Posted to users@opennlp.apache.org by "Richard Head Jr." <hs...@yahoo.com.INVALID> on 2014/06/09 01:08:26 UTC
DictionaryNameFinder Not Finding Longest Match When Name Ends in a Number
Here's my dictionary:
<?xml version="1.0" encoding="UTF-8"?>
<dictionary case_sensitive="false">
<entry>
<token>vitamin</token>
<token>b12</token>
</entry>
<entry>
<token>vitamin</token>
<token>b</token>
</entry>
<entry>
<token>john</token>
<token>doe</token>
</entry>
<entry>
<token>john</token>
<token>d</token>
</entry>
</dictionary>
When ran on this sentence using a DictionaryNameFinder: My name is john doe, aka john d. I like vitamin b12.
The following tokens are found: john doe, john d, vitamin b
As you can see, when the 2nd token ends in a number, the longest match is discarded.
Bug, or am I missing something?
Thanks
Re: DictionaryNameFinder Not Finding Longest Match When Name Ends in a Number
Posted by "Richard Head Jr." <hs...@yahoo.com.INVALID>.
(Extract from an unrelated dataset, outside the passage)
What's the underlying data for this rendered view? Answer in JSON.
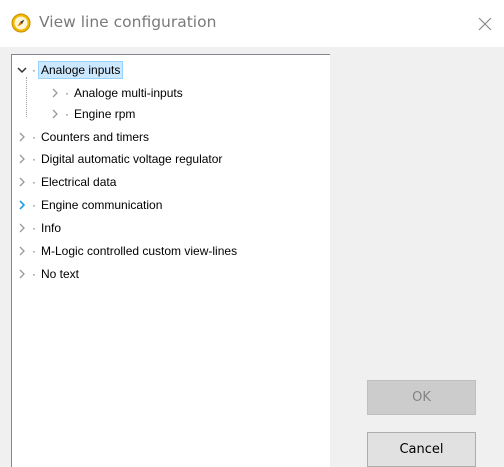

Issue can be found here: https://issues.apache.org/jira/browse/OPENNLP-702
On Tuesday, June 10, 2014 3:38 AM, Jörn Kottmann <ko...@gmail.com> wrote:
Hello,
that looks like a bug. Please open a jira issue.
Thanks,
Jörn
On 06/09/2014 01:08 AM, Richard Head Jr. wrote:
> Here's my dictionary:
>
> <?xml version="1.0" encoding="UTF-8"?>
> <dictionary case_sensitive="false">
> <entry>
> <token>vitamin</token>
> <token>b12</token>
> </entry>
> <entry>
> <token>vitamin</token>
> <token>b</token>
> </entry>
> <entry>
> <token>john</token>
> <token>doe</token>
> </entry>
> <entry>
> <token>john</token>
> <token>d</token>
> </entry>
> </dictionary>
>
> When ran on this sentence using a DictionaryNameFinder: My name is john doe, aka john d. I like vitamin b12.
>
> The following tokens are found: john doe, john d, vitamin b
>
> As you can see, when the 2nd token ends in a number, the longest match is discarded.
> Bug, or am I missing something?
>
> Thanks
Re: DictionaryNameFinder Not Finding Longest Match When Name Ends
in a Number
Posted by Jörn Kottmann <ko...@gmail.com>.
Hello,
that looks like a bug. Please open a jira issue.
Thanks,
Jörn
On 06/09/2014 01:08 AM, Richard Head Jr. wrote:
> Here's my dictionary:
>
> <?xml version="1.0" encoding="UTF-8"?>
> <dictionary case_sensitive="false">
> <entry>
> <token>vitamin</token>
> <token>b12</token>
> </entry>
> <entry>
> <token>vitamin</token>
> <token>b</token>
> </entry>
> <entry>
> <token>john</token>
> <token>doe</token>
> </entry>
> <entry>
> <token>john</token>
> <token>d</token>
> </entry>
> </dictionary>
>
> When ran on this sentence using a DictionaryNameFinder: My name is john doe, aka john d. I like vitamin b12.
>
> The following tokens are found: john doe, john d, vitamin b
>
> As you can see, when the 2nd token ends in a number, the longest match is discarded.
> Bug, or am I missing something?
>
> Thanks